The Dune family of chips were already popular for spine and end-of-rack switches and core switches in the datacenter as well as in edge and core routers in carrier networks as well as in optical transport networks linking datacenters to each other and in campus core switches. In addition to the top-of-rack example with deep buffers and tables cited above, the new Dune family of StrataDNX chips will likely see use in what Broadcom calls “megascale” datacenter core chassis switches as well as in compact carrier Ethernet aggregation switches, packet aggregation switches, and enterprise campus aggregation switches.
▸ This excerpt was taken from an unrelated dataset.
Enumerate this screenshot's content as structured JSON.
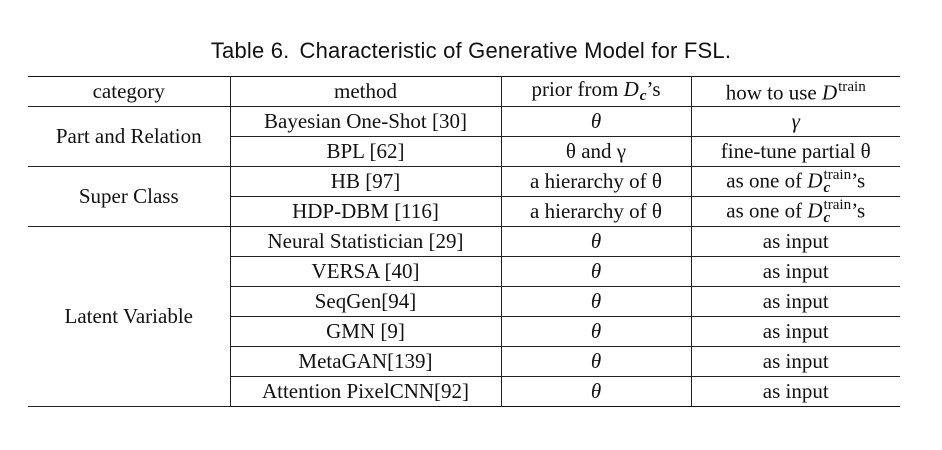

That top-of-rack switch with deep buffers mentioned above would be built using the QumranMX chip, which has the product number BCM88370 in the Broadcom catalog. This chip has full support for Layer 2 and Layer 3 protocols as well as support or MAC network interfaces running at 1 Gb/sec, 10 Gb/sec, 40 Gb/sec, and 100 Gb/sec. It supports four or six uplinks running at 40 Gb/sec or 100 Gb/sec and up to 48 downlinks running at 10 Gb/sec across its 800 Tb/sec of aggregate full duplex switching bandwidth. Support for 25 Gb/sec and 50 Gb/sec interfaces are also baked in for the hyperscale and cloud players that are pushing for these network speeds in their datacenters.
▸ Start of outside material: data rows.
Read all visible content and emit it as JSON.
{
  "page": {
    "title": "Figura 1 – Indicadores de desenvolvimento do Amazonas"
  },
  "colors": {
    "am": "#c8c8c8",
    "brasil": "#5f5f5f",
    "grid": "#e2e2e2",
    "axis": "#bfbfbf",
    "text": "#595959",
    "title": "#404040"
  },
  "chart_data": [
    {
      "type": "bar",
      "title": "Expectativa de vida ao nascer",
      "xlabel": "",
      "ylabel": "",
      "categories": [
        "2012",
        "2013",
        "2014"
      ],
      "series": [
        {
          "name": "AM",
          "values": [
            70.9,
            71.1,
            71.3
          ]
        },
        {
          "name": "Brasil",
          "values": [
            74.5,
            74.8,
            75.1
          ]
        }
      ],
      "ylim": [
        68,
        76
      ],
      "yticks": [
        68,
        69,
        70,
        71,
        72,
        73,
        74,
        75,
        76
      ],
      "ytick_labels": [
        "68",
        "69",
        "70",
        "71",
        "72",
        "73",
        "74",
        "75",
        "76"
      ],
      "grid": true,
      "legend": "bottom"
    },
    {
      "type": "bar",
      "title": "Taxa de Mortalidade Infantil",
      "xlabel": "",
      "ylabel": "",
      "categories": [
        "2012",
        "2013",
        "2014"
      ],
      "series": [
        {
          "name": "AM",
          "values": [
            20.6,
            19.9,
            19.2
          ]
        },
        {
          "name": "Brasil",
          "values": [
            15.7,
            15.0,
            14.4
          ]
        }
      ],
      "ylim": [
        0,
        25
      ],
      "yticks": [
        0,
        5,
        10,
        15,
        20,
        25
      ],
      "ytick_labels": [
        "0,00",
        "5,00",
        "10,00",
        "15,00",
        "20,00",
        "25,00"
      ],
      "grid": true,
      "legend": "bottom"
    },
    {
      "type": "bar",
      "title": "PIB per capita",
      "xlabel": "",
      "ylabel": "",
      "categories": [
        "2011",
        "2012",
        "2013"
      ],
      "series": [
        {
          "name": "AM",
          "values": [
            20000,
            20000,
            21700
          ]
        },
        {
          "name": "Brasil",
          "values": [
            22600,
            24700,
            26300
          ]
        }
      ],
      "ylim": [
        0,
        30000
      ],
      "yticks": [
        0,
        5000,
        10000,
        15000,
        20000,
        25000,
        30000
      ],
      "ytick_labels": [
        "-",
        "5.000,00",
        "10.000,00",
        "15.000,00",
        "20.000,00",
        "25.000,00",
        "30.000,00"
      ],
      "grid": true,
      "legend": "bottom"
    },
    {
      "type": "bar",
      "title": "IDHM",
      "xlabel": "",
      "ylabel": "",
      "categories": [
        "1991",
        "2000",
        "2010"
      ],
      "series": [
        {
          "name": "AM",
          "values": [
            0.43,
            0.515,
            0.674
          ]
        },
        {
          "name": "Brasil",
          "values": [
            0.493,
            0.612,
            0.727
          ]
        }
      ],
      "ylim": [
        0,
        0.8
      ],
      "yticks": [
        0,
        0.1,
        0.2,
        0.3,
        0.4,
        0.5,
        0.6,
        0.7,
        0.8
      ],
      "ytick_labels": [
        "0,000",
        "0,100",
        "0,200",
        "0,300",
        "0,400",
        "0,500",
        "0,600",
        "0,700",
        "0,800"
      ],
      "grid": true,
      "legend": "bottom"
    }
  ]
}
Scaling to 6,000 100 Gb/sec Ports
The other two chips in the updated StrataDNX family are called “Jericho” and “FE3600” and they are used in the scalable switches. The one that Broadcom has its eye on in particular is what it calls a hyperscale cloud chassis. Such a machine will use the Jericho chip, which is BCM88670 in the Broadcom catalog, in line cards and the FE3600 chip in the fabric modules. The Jericho chips peak out at 720 Gb/sec of switching bandwidth, and you can link up to four of them together without the fabric chip. For larger configurations, you can lash up to 144 of them into a single fabric for a wonking chassis, which would have 103.7 Tb/sec of aggregate bandwidth in a one-tier fabric topology and deliver at least 6,000 ports running at 100 Gb/sec. The FE3600 fabric chip has 10 GHz SERDES for 10 Gb/sec and 40 Gb/sec ports and 25 GHz SERDES for 25 Gb/sec, 50 Gb/sec, and 100 Gb/sec ports. The latter two will be important for aggregating capacity coming off top-of-rack switches that use the Tomahawk StrataXGS ASICs, which will link servers with 25 Gb/sec server ports to the Ethernet fabric.
One interesting potential use case for the StrataDNX chips is for WAN traversal, which Kucharewski says is commonly done by an edge router these days, with MPLS or Layer 3 protocols used to tunnel between datacenters. “We have the qualities of the datacenter core equipment and the Ethernet feature set that is required for the wide area network. So there is potential for a new kind of device that does WAN traversal on the same equipment that you are doing for the datacenter core. This converges the edge router into the datacenter core and also provides higher bandwidth because you are no longer using separate equipment.” Thus far, no one has implemented such a design, says Kucharewski, but the three new Dune family chips are only just sampling now. It generally takes about a year to go from first sampling to finished products using a Broadcom ASIC, so we should expect to see the top of rack, hyperscale chassis, and maybe this converged edge router-datacenter core machine sometime in early 2016.